What criteria does Justin Press use for the publication of its books?
We publish works of apologetics and Catholic culture that reflect the teaching of the Church’s magisterium. We have published 34 books to date, counting the forthcoming The Measure of My Days.
Many of these books have no specifically Canadian reference; why have you published them?
Another of our objectives is to provide the opportunity for Canadian Catholic writers to publish their work. We hope, in this way, to encourage the development of talented Catholic authors in Canada and to foster the growth of a Catholic reading public.
You mentioned The Measure of My Days. Could you tell us what it is about?
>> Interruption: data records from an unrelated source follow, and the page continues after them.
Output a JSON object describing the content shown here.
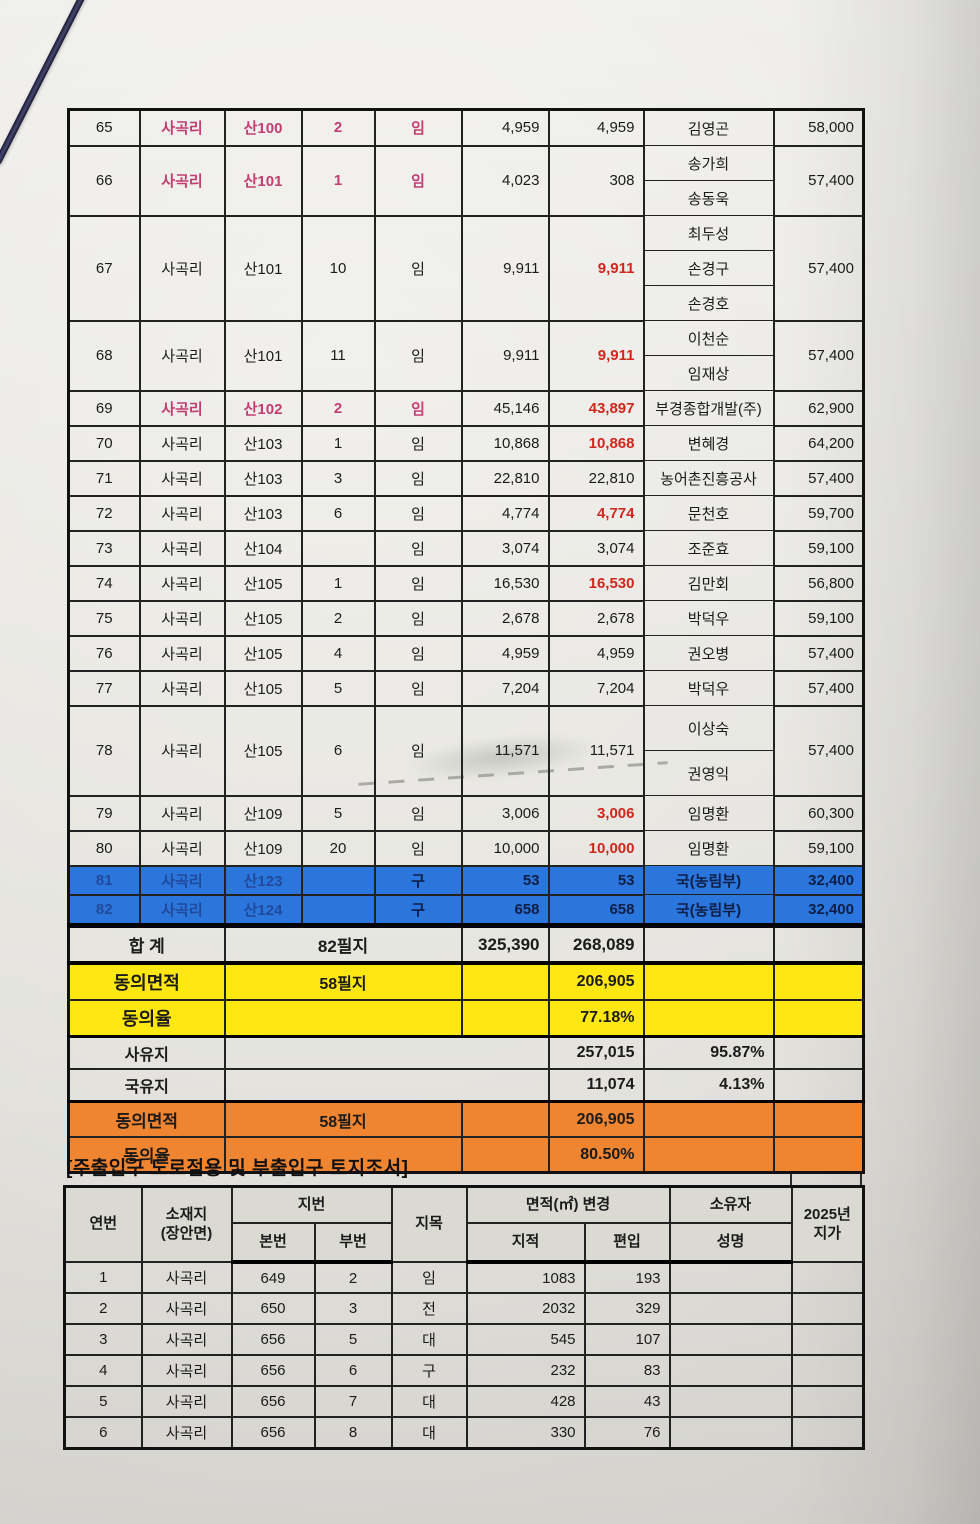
{
  "colors": {
    "blue_row": "#2b76dd",
    "yellow_row": "#ffe712",
    "orange_row": "#f08531",
    "red_text": "#d2261b",
    "pink_text": "#c23e72"
  },
  "land_table": {
    "rows": [
      {
        "no": "65",
        "ri": "사곡리",
        "bon": "산100",
        "bu": "2",
        "jimok": "임",
        "area": "4,959",
        "incl": "4,959",
        "incl_red": false,
        "owners": [
          "김영곤"
        ],
        "price": "58,000",
        "pink": true
      },
      {
        "no": "66",
        "ri": "사곡리",
        "bon": "산101",
        "bu": "1",
        "jimok": "임",
        "area": "4,023",
        "incl": "308",
        "incl_red": false,
        "owners": [
          "송가희",
          "송동욱"
        ],
        "price": "57,400",
        "pink": true
      },
      {
        "no": "67",
        "ri": "사곡리",
        "bon": "산101",
        "bu": "10",
        "jimok": "임",
        "area": "9,911",
        "incl": "9,911",
        "incl_red": true,
        "owners": [
          "최두성",
          "손경구",
          "손경호"
        ],
        "price": "57,400"
      },
      {
        "no": "68",
        "ri": "사곡리",
        "bon": "산101",
        "bu": "11",
        "jimok": "임",
        "area": "9,911",
        "incl": "9,911",
        "incl_red": true,
        "owners": [
          "이천순",
          "임재상"
        ],
        "price": "57,400"
      },
      {
        "no": "69",
        "ri": "사곡리",
        "bon": "산102",
        "bu": "2",
        "jimok": "임",
        "area": "45,146",
        "incl": "43,897",
        "incl_red": true,
        "owners": [
          "부경종합개발(주)"
        ],
        "price": "62,900",
        "pink": true
      },
      {
        "no": "70",
        "ri": "사곡리",
        "bon": "산103",
        "bu": "1",
        "jimok": "임",
        "area": "10,868",
        "incl": "10,868",
        "incl_red": true,
        "owners": [
          "변혜경"
        ],
        "price": "64,200"
      },
      {
        "no": "71",
        "ri": "사곡리",
        "bon": "산103",
        "bu": "3",
        "jimok": "임",
        "area": "22,810",
        "incl": "22,810",
        "incl_red": false,
        "owners": [
          "농어촌진흥공사"
        ],
        "price": "57,400"
      },
      {
        "no": "72",
        "ri": "사곡리",
        "bon": "산103",
        "bu": "6",
        "jimok": "임",
        "area": "4,774",
        "incl": "4,774",
        "incl_red": true,
        "owners": [
          "문천호"
        ],
        "price": "59,700"
      },
      {
        "no": "73",
        "ri": "사곡리",
        "bon": "산104",
        "bu": "",
        "jimok": "임",
        "area": "3,074",
        "incl": "3,074",
        "incl_red": false,
        "owners": [
          "조준효"
        ],
        "price": "59,100"
      },
      {
        "no": "74",
        "ri": "사곡리",
        "bon": "산105",
        "bu": "1",
        "jimok": "임",
        "area": "16,530",
        "incl": "16,530",
        "incl_red": true,
        "owners": [
          "김만회"
        ],
        "price": "56,800"
      },
      {
        "no": "75",
        "ri": "사곡리",
        "bon": "산105",
        "bu": "2",
        "jimok": "임",
        "area": "2,678",
        "incl": "2,678",
        "incl_red": false,
        "owners": [
          "박덕우"
        ],
        "price": "59,100"
      },
      {
        "no": "76",
        "ri": "사곡리",
        "bon": "산105",
        "bu": "4",
        "jimok": "임",
        "area": "4,959",
        "incl": "4,959",
        "incl_red": false,
        "owners": [
          "권오병"
        ],
        "price": "57,400"
      },
      {
        "no": "77",
        "ri": "사곡리",
        "bon": "산105",
        "bu": "5",
        "jimok": "임",
        "area": "7,204",
        "incl": "7,204",
        "incl_red": false,
        "owners": [
          "박덕우"
        ],
        "price": "57,400"
      },
      {
        "no": "78",
        "ri": "사곡리",
        "bon": "산105",
        "bu": "6",
        "jimok": "임",
        "area": "11,571",
        "incl": "11,571",
        "incl_red": false,
        "owners": [
          "이상숙",
          "권영익"
        ],
        "price": "57,400",
        "tall": true
      },
      {
        "no": "79",
        "ri": "사곡리",
        "bon": "산109",
        "bu": "5",
        "jimok": "임",
        "area": "3,006",
        "incl": "3,006",
        "incl_red": true,
        "owners": [
          "임명환"
        ],
        "price": "60,300"
      },
      {
        "no": "80",
        "ri": "사곡리",
        "bon": "산109",
        "bu": "20",
        "jimok": "임",
        "area": "10,000",
        "incl": "10,000",
        "incl_red": true,
        "owners": [
          "임명환"
        ],
        "price": "59,100"
      },
      {
        "no": "81",
        "ri": "사곡리",
        "bon": "산123",
        "bu": "",
        "jimok": "구",
        "area": "53",
        "incl": "53",
        "incl_red": false,
        "owners": [
          "국(농림부)"
        ],
        "price": "32,400",
        "bg": "blue",
        "faint": true
      },
      {
        "no": "82",
        "ri": "사곡리",
        "bon": "산124",
        "bu": "",
        "jimok": "구",
        "area": "658",
        "incl": "658",
        "incl_red": false,
        "owners": [
          "국(농림부)"
        ],
        "price": "32,400",
        "bg": "blue",
        "faint": true
      }
    ],
    "summary_rows": [
      {
        "label": "합 계",
        "parcels": "82필지",
        "area": "325,390",
        "incl": "268,089",
        "rate": "",
        "style": "total",
        "merged": false
      },
      {
        "label": "동의면적",
        "parcels": "58필지",
        "area": "",
        "incl": "206,905",
        "rate": "",
        "style": "yellow",
        "merged": false
      },
      {
        "label": "동의율",
        "parcels": "",
        "area": "",
        "incl": "77.18%",
        "rate": "",
        "style": "yellow",
        "merged": false
      },
      {
        "label": "사유지",
        "parcels": "",
        "area": "",
        "incl": "257,015",
        "rate": "95.87%",
        "style": "plain",
        "merged": true
      },
      {
        "label": "국유지",
        "parcels": "",
        "area": "",
        "incl": "11,074",
        "rate": "4.13%",
        "style": "plain",
        "merged": true
      },
      {
        "label": "동의면적",
        "parcels": "58필지",
        "area": "",
        "incl": "206,905",
        "rate": "",
        "style": "orange",
        "merged": false
      },
      {
        "label": "동의율",
        "parcels": "",
        "area": "",
        "incl": "80.50%",
        "rate": "",
        "style": "orange",
        "merged": false
      }
    ]
  },
  "access_table": {
    "title": "[주출입구 도로점용 및 부출입구 토지조서]",
    "header": {
      "no": "연번",
      "location": "소재지 (장안면)",
      "location_line1": "소재지",
      "location_line2": "(장안면)",
      "jibun_group": "지번",
      "bonbun": "본번",
      "bubun": "부번",
      "jimok": "지목",
      "area_group": "면적(㎡) 변경",
      "jijeok": "지적",
      "pyeonip": "편입",
      "owner_group": "소유자",
      "name": "성명",
      "price_line1": "2025년",
      "price_line2": "지가"
    },
    "rows": [
      [
        "1",
        "사곡리",
        "649",
        "2",
        "임",
        "1083",
        "193",
        "",
        ""
      ],
      [
        "2",
        "사곡리",
        "650",
        "3",
        "전",
        "2032",
        "329",
        "",
        ""
      ],
      [
        "3",
        "사곡리",
        "656",
        "5",
        "대",
        "545",
        "107",
        "",
        ""
      ],
      [
        "4",
        "사곡리",
        "656",
        "6",
        "구",
        "232",
        "83",
        "",
        ""
      ],
      [
        "5",
        "사곡리",
        "656",
        "7",
        "대",
        "428",
        "43",
        "",
        ""
      ],
      [
        "6",
        "사곡리",
        "656",
        "8",
        "대",
        "330",
        "76",
        "",
        ""
      ]
    ]
  }
}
It is about death — or rather, about dying. The book deals with the meaning of a “good death”. It is intended as a counter to the impending legislation on euthanasia and assisted suicide, that is, to strengthen Catholics, and others, against the temptation to have recourse to these things. The core of the book is a collection of essays by people who have cared for a family member during a final illness. The essays do not disguise the pain and difficulty of the experience, but also reveal its value for both the dying person and the families. The book has other unique features: a Physician’s Way of the Cross by Thomas Bouchard, an essay on medical ethics by French philosopher Therese Nadeau-Lecour, and a series of letters to Jesus written by a woman admitted to a nursing home by Donna Procher.
Where does the name Justin Press come from?
I am glad you asked that. The name comes fromSt Justin Martyr, a Christian apologist martyred in 165 AD.
* Richard Bastien is Vice-President of Justin Press.